護岸で波が大きく打ち上がり,風に押されて護岸背後の陸域に落下するタイプの越波の場合,護岸背後での単位面積当たりの越波量(越波流量でも同様)は空間的に分布を有する.この越波流量の空間分布特性を検討するには,造波風洞水路を用いた縮尺模型実験が有用な検討手段といえるが,越波流量の空間分布に強く影響する風速について,適切な相似則が存在しないため,定量的な検討が難しいという問題がある.そこで,本研究では,越波流量の空間分布の特性を把握すること,および,越波に対する風の影響について現地と模型での対応を明らかにすることを目的に,既往の現地観測結果を検討し,さらに水理模型実験を実施した.
平成26年度(最終年度)には,まず,既往の観測結果から越波流量の空間分布を越波流量の規模と風速で表す定式化を行った.越波流量の空間分布は基本的に指数関数形で近似され,その係数について越波流量と風速を説明変数として重回帰分析を行った.ついで,越波流量の空間分布に関する水理模型実験を行い,実験スケールでの空間分布について同様に定式化を行った.最後に,現地と模型実験における空間分布の式を比較することにより,越波に対する風速の影響について現地と模型との差異について検討した.
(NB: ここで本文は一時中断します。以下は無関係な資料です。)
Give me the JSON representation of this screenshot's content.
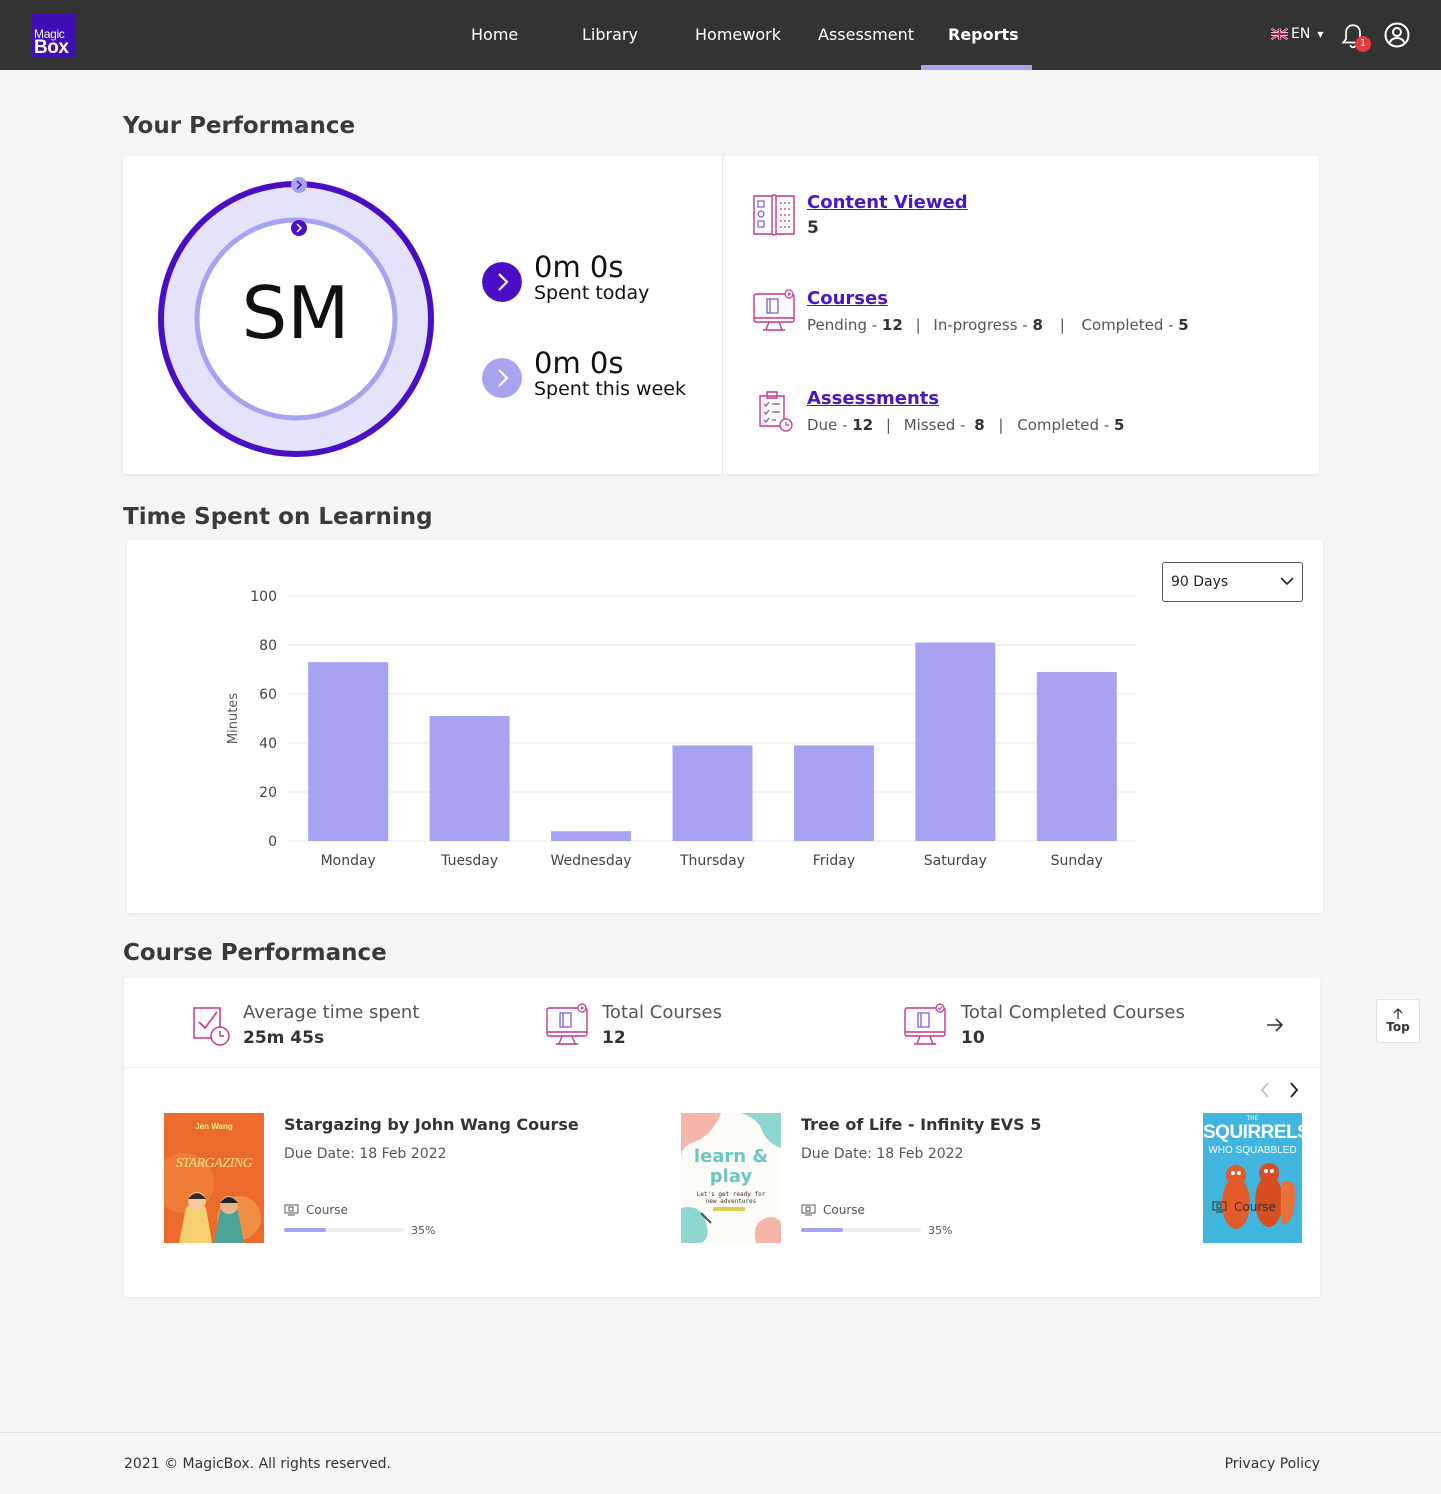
{
  "brand": {
    "line1": "Magic",
    "line2": "Box",
    "color": "#3f0fb3"
  },
  "nav": {
    "items": [
      {
        "label": "Home"
      },
      {
        "label": "Library"
      },
      {
        "label": "Homework"
      },
      {
        "label": "Assessment"
      },
      {
        "label": "Reports",
        "active": true
      }
    ]
  },
  "header": {
    "language": "EN",
    "notification_count": "1",
    "icons": [
      "uk-flag-icon",
      "bell-icon",
      "user-icon"
    ]
  },
  "performance": {
    "title": "Your Performance",
    "initials": "SM",
    "today": {
      "value": "0m 0s",
      "label": "Spent today"
    },
    "week": {
      "value": "0m 0s",
      "label": "Spent this week"
    },
    "content_viewed": {
      "title": "Content Viewed",
      "count": "5"
    },
    "courses": {
      "title": "Courses",
      "pending_label": "Pending - ",
      "pending": "12",
      "inprogress_label": "In-progress - ",
      "inprogress": "8",
      "completed_label": "Completed - ",
      "completed": "5"
    },
    "assessments": {
      "title": "Assessments",
      "due_label": "Due - ",
      "due": "12",
      "missed_label": "Missed - ",
      "missed": "8",
      "completed_label": "Completed - ",
      "completed": "5"
    },
    "colors": {
      "dark": "#4a0fc4",
      "light": "#a6a3f0",
      "fill": "#e4e3fb"
    }
  },
  "time_spent": {
    "title": "Time Spent on Learning",
    "range_select": "90 Days"
  },
  "chart_data": {
    "type": "bar",
    "categories": [
      "Monday",
      "Tuesday",
      "Wednesday",
      "Thursday",
      "Friday",
      "Saturday",
      "Sunday"
    ],
    "values": [
      73,
      51,
      4,
      39,
      39,
      81,
      69
    ],
    "ylabel": "Minutes",
    "ylim": [
      0,
      100
    ],
    "yticks": [
      0,
      20,
      40,
      60,
      80,
      100
    ],
    "grid": true,
    "bar_color": "#a6a3f0"
  },
  "course_performance": {
    "title": "Course Performance",
    "stats": [
      {
        "label": "Average time spent",
        "value": "25m 45s",
        "icon": "clock-check-icon"
      },
      {
        "label": "Total Courses",
        "value": "12",
        "icon": "monitor-book-icon"
      },
      {
        "label": "Total Completed Courses",
        "value": "10",
        "icon": "monitor-check-icon"
      }
    ],
    "courses": [
      {
        "title": "Stargazing by John Wang Course",
        "due": "Due Date: 18 Feb 2022",
        "type": "Course",
        "progress": 35,
        "progress_label": "35%",
        "cover_author": "Jen Wang",
        "cover_title": "STARGAZING"
      },
      {
        "title": "Tree of Life - Infinity EVS 5",
        "due": "Due Date: 18 Feb 2022",
        "type": "Course",
        "progress": 35,
        "progress_label": "35%",
        "cover_title": "learn & play",
        "cover_sub": "Let's get ready for new adventures"
      },
      {
        "type": "Course",
        "cover_title": "SQUIRRELS",
        "cover_sub": "WHO SQUABBLED",
        "cover_top": "THE"
      }
    ]
  },
  "top_button": "Top",
  "footer": {
    "copyright": "2021 © MagicBox. All rights reserved.",
    "privacy": "Privacy Policy"
  }
}
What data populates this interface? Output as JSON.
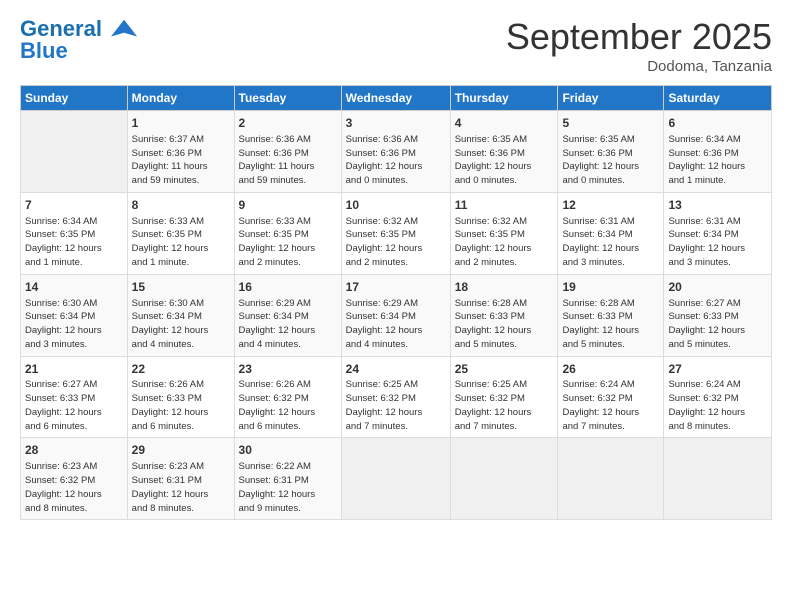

以上の検討の結果,護岸背後の越波流量の空間分布は,越波流量の規模と風速で決まることが示された.また, 空間分布を表す指数関数において,切片となる係数には越波流量そのものの寄与が大きく,風速は減少させるように作用する.一方,分布の勾配を表す係数には風速の影響が強い.さらに,現地と実験で得られた式を比較すると,現地と模型実験とで越波流量の空間分布に対する風速の影響の違いが明確に示され,これを考慮することで,縮尺模型を用いた水理模型実験において,越波を検討する際に設定すべき風速が得られることがわかった.